Security
Fortinet’s Response to FortiWeb Zero-Day Exploits: A Silent Patch Confirmed
Fortinet Silently Patches Critical Zero-Day Vulnerability in FortiWeb
Fortinet recently addressed a critical zero-day vulnerability in its FortiWeb web application firewall that was being heavily exploited in the wild.

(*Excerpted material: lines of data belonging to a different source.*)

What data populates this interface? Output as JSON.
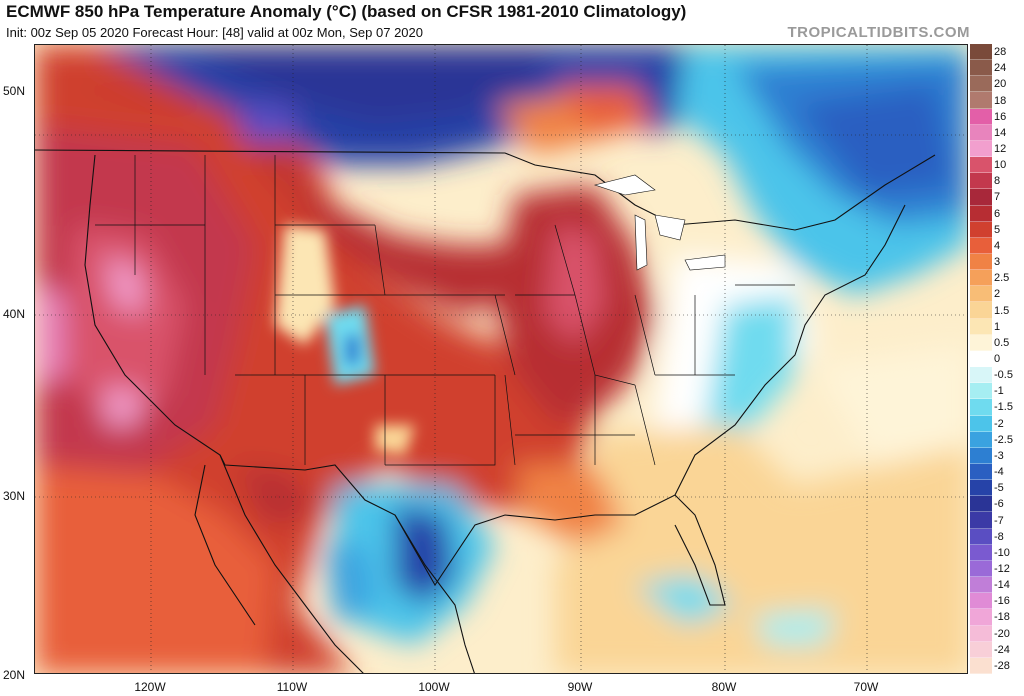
{
  "header": {
    "title": "ECMWF 850 hPa Temperature Anomaly (°C) (based on CFSR 1981-2010 Climatology)",
    "subtitle": "Init: 00z Sep 05 2020   Forecast Hour: [48]   valid at 00z Mon, Sep 07 2020",
    "watermark": "TROPICALTIDBITS.COM"
  },
  "axes": {
    "lat_labels": [
      "50N",
      "40N",
      "30N",
      "20N"
    ],
    "lon_labels": [
      "120W",
      "110W",
      "100W",
      "90W",
      "80W",
      "70W"
    ]
  },
  "colorbar": {
    "entries": [
      {
        "label": "28",
        "color": "#7a4a3a"
      },
      {
        "label": "24",
        "color": "#8a5a4a"
      },
      {
        "label": "20",
        "color": "#9a6a5a"
      },
      {
        "label": "18",
        "color": "#b07a6e"
      },
      {
        "label": "16",
        "color": "#e35fa8"
      },
      {
        "label": "14",
        "color": "#e884bd"
      },
      {
        "label": "12",
        "color": "#f29fce"
      },
      {
        "label": "10",
        "color": "#d9536b"
      },
      {
        "label": "8",
        "color": "#c3384d"
      },
      {
        "label": "7",
        "color": "#a8283a"
      },
      {
        "label": "6",
        "color": "#b72d33"
      },
      {
        "label": "5",
        "color": "#d0402f"
      },
      {
        "label": "4",
        "color": "#e85f3a"
      },
      {
        "label": "3",
        "color": "#f08245"
      },
      {
        "label": "2.5",
        "color": "#f5a05a"
      },
      {
        "label": "2",
        "color": "#f8bd76"
      },
      {
        "label": "1.5",
        "color": "#fad596"
      },
      {
        "label": "1",
        "color": "#fce6b4"
      },
      {
        "label": "0.5",
        "color": "#fef4d8"
      },
      {
        "label": "0",
        "color": "#ffffff"
      },
      {
        "label": "-0.5",
        "color": "#d8f6f8"
      },
      {
        "label": "-1",
        "color": "#a6eef2"
      },
      {
        "label": "-1.5",
        "color": "#6fdbef"
      },
      {
        "label": "-2",
        "color": "#4cc4ea"
      },
      {
        "label": "-2.5",
        "color": "#3aa2e0"
      },
      {
        "label": "-3",
        "color": "#2d7fd2"
      },
      {
        "label": "-4",
        "color": "#2a5fc1"
      },
      {
        "label": "-5",
        "color": "#2643a8"
      },
      {
        "label": "-6",
        "color": "#2a3496"
      },
      {
        "label": "-7",
        "color": "#3b3aa6"
      },
      {
        "label": "-8",
        "color": "#5a4ec2"
      },
      {
        "label": "-10",
        "color": "#7a5ad0"
      },
      {
        "label": "-12",
        "color": "#9a6ad8"
      },
      {
        "label": "-14",
        "color": "#c07ed8"
      },
      {
        "label": "-16",
        "color": "#e08bd6"
      },
      {
        "label": "-18",
        "color": "#f0a6d8"
      },
      {
        "label": "-20",
        "color": "#f5bcd8"
      },
      {
        "label": "-24",
        "color": "#f8cfd8"
      },
      {
        "label": "-28",
        "color": "#fbe0d0"
      }
    ]
  }
}
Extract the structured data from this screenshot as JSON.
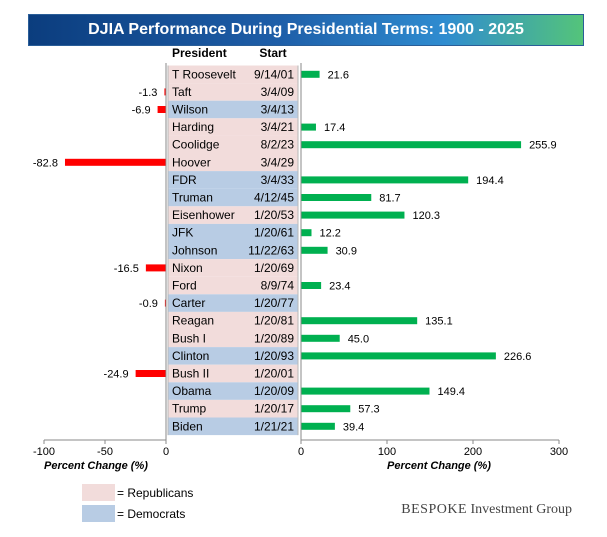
{
  "title": "DJIA Performance During Presidential Terms: 1900 - 2025",
  "columns": {
    "president": "President",
    "start": "Start"
  },
  "axis_titles": {
    "left": "Percent Change (%)",
    "right": "Percent Change (%)"
  },
  "legend": [
    {
      "label": "= Republicans",
      "party": "R"
    },
    {
      "label": "= Democrats",
      "party": "D"
    }
  ],
  "watermark": {
    "brand": "BESPOKE",
    "rest": " Investment Group"
  },
  "colors": {
    "positive_bar": "#00b050",
    "negative_bar": "#ff0000",
    "republican_bg": "#f2dcdb",
    "democrat_bg": "#b8cce4",
    "title_start": "#0b3d7e",
    "title_end": "#54c47a"
  },
  "chart_data": {
    "type": "bar",
    "orientation": "horizontal",
    "title": "DJIA Performance During Presidential Terms: 1900 - 2025",
    "xlabel": "Percent Change (%)",
    "negative_axis": {
      "xlim": [
        -100,
        0
      ],
      "ticks": [
        -100,
        -50,
        0
      ]
    },
    "positive_axis": {
      "xlim": [
        0,
        300
      ],
      "ticks": [
        0,
        100,
        200,
        300
      ]
    },
    "grid": false,
    "legend_position": "bottom-left",
    "presidents": [
      {
        "name": "T Roosevelt",
        "start": "9/14/01",
        "party": "R",
        "value": 21.6,
        "label": "21.6"
      },
      {
        "name": "Taft",
        "start": "3/4/09",
        "party": "R",
        "value": -1.3,
        "label": "-1.3"
      },
      {
        "name": "Wilson",
        "start": "3/4/13",
        "party": "D",
        "value": -6.9,
        "label": "-6.9"
      },
      {
        "name": "Harding",
        "start": "3/4/21",
        "party": "R",
        "value": 17.4,
        "label": "17.4"
      },
      {
        "name": "Coolidge",
        "start": "8/2/23",
        "party": "R",
        "value": 255.9,
        "label": "255.9"
      },
      {
        "name": "Hoover",
        "start": "3/4/29",
        "party": "R",
        "value": -82.8,
        "label": "-82.8"
      },
      {
        "name": "FDR",
        "start": "3/4/33",
        "party": "D",
        "value": 194.4,
        "label": "194.4"
      },
      {
        "name": "Truman",
        "start": "4/12/45",
        "party": "D",
        "value": 81.7,
        "label": "81.7"
      },
      {
        "name": "Eisenhower",
        "start": "1/20/53",
        "party": "R",
        "value": 120.3,
        "label": "120.3"
      },
      {
        "name": "JFK",
        "start": "1/20/61",
        "party": "D",
        "value": 12.2,
        "label": "12.2"
      },
      {
        "name": "Johnson",
        "start": "11/22/63",
        "party": "D",
        "value": 30.9,
        "label": "30.9"
      },
      {
        "name": "Nixon",
        "start": "1/20/69",
        "party": "R",
        "value": -16.5,
        "label": "-16.5"
      },
      {
        "name": "Ford",
        "start": "8/9/74",
        "party": "R",
        "value": 23.4,
        "label": "23.4"
      },
      {
        "name": "Carter",
        "start": "1/20/77",
        "party": "D",
        "value": -0.9,
        "label": "-0.9"
      },
      {
        "name": "Reagan",
        "start": "1/20/81",
        "party": "R",
        "value": 135.1,
        "label": "135.1"
      },
      {
        "name": "Bush I",
        "start": "1/20/89",
        "party": "R",
        "value": 45.0,
        "label": "45.0"
      },
      {
        "name": "Clinton",
        "start": "1/20/93",
        "party": "D",
        "value": 226.6,
        "label": "226.6"
      },
      {
        "name": "Bush II",
        "start": "1/20/01",
        "party": "R",
        "value": -24.9,
        "label": "-24.9"
      },
      {
        "name": "Obama",
        "start": "1/20/09",
        "party": "D",
        "value": 149.4,
        "label": "149.4"
      },
      {
        "name": "Trump",
        "start": "1/20/17",
        "party": "R",
        "value": 57.3,
        "label": "57.3"
      },
      {
        "name": "Biden",
        "start": "1/21/21",
        "party": "D",
        "value": 39.4,
        "label": "39.4"
      }
    ]
  }
}
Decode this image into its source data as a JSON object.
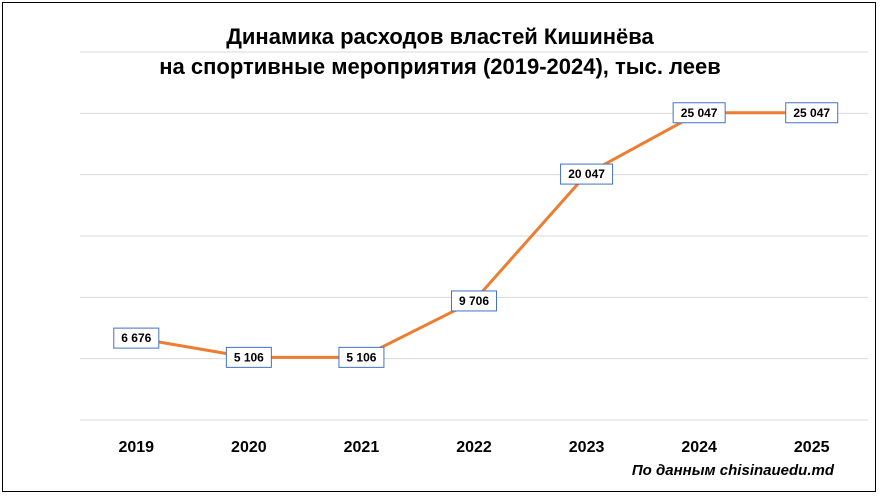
{
  "chart_data": {
    "type": "line",
    "title": "Динамика расходов властей Кишинёва",
    "subtitle": "на спортивные мероприятия (2019-2024), тыс. леев",
    "categories": [
      "2019",
      "2020",
      "2021",
      "2022",
      "2023",
      "2024",
      "2025"
    ],
    "series": [
      {
        "values": [
          6676,
          5106,
          5106,
          9706,
          20047,
          25047,
          25047
        ],
        "labels": [
          "6 676",
          "5 106",
          "5 106",
          "9 706",
          "20 047",
          "25 047",
          "25 047"
        ],
        "color": "#ED7D31"
      }
    ],
    "ylim": [
      0,
      30000
    ],
    "grid": true,
    "label_border_color": "#4472C4"
  },
  "source": "По данным chisinauedu.md"
}
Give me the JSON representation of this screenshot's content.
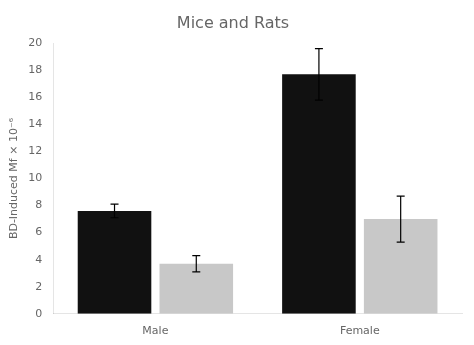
{
  "chart_data": {
    "type": "bar",
    "title": "Mice and Rats",
    "ylabel": "BD-Induced Mf × 10⁻⁶",
    "categories": [
      "Male",
      "Female"
    ],
    "series": [
      {
        "color": "#111111",
        "values": [
          7.6,
          17.7
        ],
        "errors": [
          0.5,
          1.9
        ]
      },
      {
        "color": "#c8c8c8",
        "values": [
          3.7,
          7.0
        ],
        "errors": [
          0.6,
          1.7
        ]
      }
    ],
    "ylim": [
      0,
      20
    ],
    "yticks": [
      0,
      2,
      4,
      6,
      8,
      10,
      12,
      14,
      16,
      18,
      20
    ],
    "grid": false
  }
}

The company quietly patched the flaw after reports surfaced of unauthenticated attackers taking advantage of an unknown path traversal flaw in early October to create new administrative users on publicly exposed devices.
Threat intelligence firm Defused first identified the attacks on October 6, revealing that an unidentified Fortinet exploit, possibly a variant of CVE-2022-40684, was used to send HTTP POST requests to the Fortinet endpoint to create local admin-level accounts.
On Thursday, security researchers from WatchTower Labs also demonstrated an exploit for the vulnerability and released a tool called the “FortiWeb Authentication Bypass Artifact Generator” to assist defenders in identifying vulnerable devices.
Rapid7, a cybersecurity firm, confirmed that the flaw impacts FortiWeb versions 8.0.1 and earlier, noting that the publicly available proof-of-concept exploit became ineffective after updating to version 8.0.2.
Fortinet recently disclosed that attackers are actively exploiting a path confusion vulnerability in FortiWeb’s GUI component, tracked as CVE-2025-64446, allowing unauthenticated attackers to execute administrative commands on unpatched systems through crafted HTTP or HTTPS requests.
The company confirmed the active exploitation of the zero-day in a security advisory on Friday, stating that the vulnerability had been patched in FortiWeb 8.0.2, released on October 28, three weeks after the initial report of CVE-2025-64446 exploitation.
| Version | Affected | Solution |
|---|---|---|
| FortiWeb 8.0 | 8.0.0 through 8.0.1 | Upgrade to 8.0.2 or above |
| FortiWeb 7.6 | 7.6.0 through 7.6.4 | Upgrade to 7.6.5 or above |
| FortiWeb 7.4 | 7.4.0 through 7.4.9 | Upgrade to 7.4.10 or above |
| FortiWeb 7.2 | 7.2.0 through 7.2.11 | Upgrade to 7.2.12 or above |
| FortiWeb 7.0 | 7.0.0 through 7.0.11 | Upgrade to 7.0.12 or above |
Federal Agencies Urged to Patch Vulnerabilities
CISA included the CVE-2025-64446 path traversal flaw in its list of actively exploited vulnerabilities, instructing U.S. federal agencies to patch their systems by November 21. The cybersecurity agency emphasized the significant risks posed by such vulnerabilities to the federal enterprise.
Administrators who cannot immediately upgrade to FortiWeb 8.0.2 are advised to disable HTTP or HTTPS for all internet-facing management interfaces and restrict access to trusted networks.
Fortinet recommended that customers review their configurations and logs for unauthorized administrator accounts and other unexpected changes.
Despite reaching out to Fortinet for further details on the ongoing attacks, BleepingComputer has yet to receive a response.
In a previous incident in August, Fortinet addressed a critical command injection flaw (CVE-2025-25256) in its FortiSIEM security monitoring solution shortly after GreyNoise warned of a surge in brute-force attacks targeting Fortinet SSL VPNs.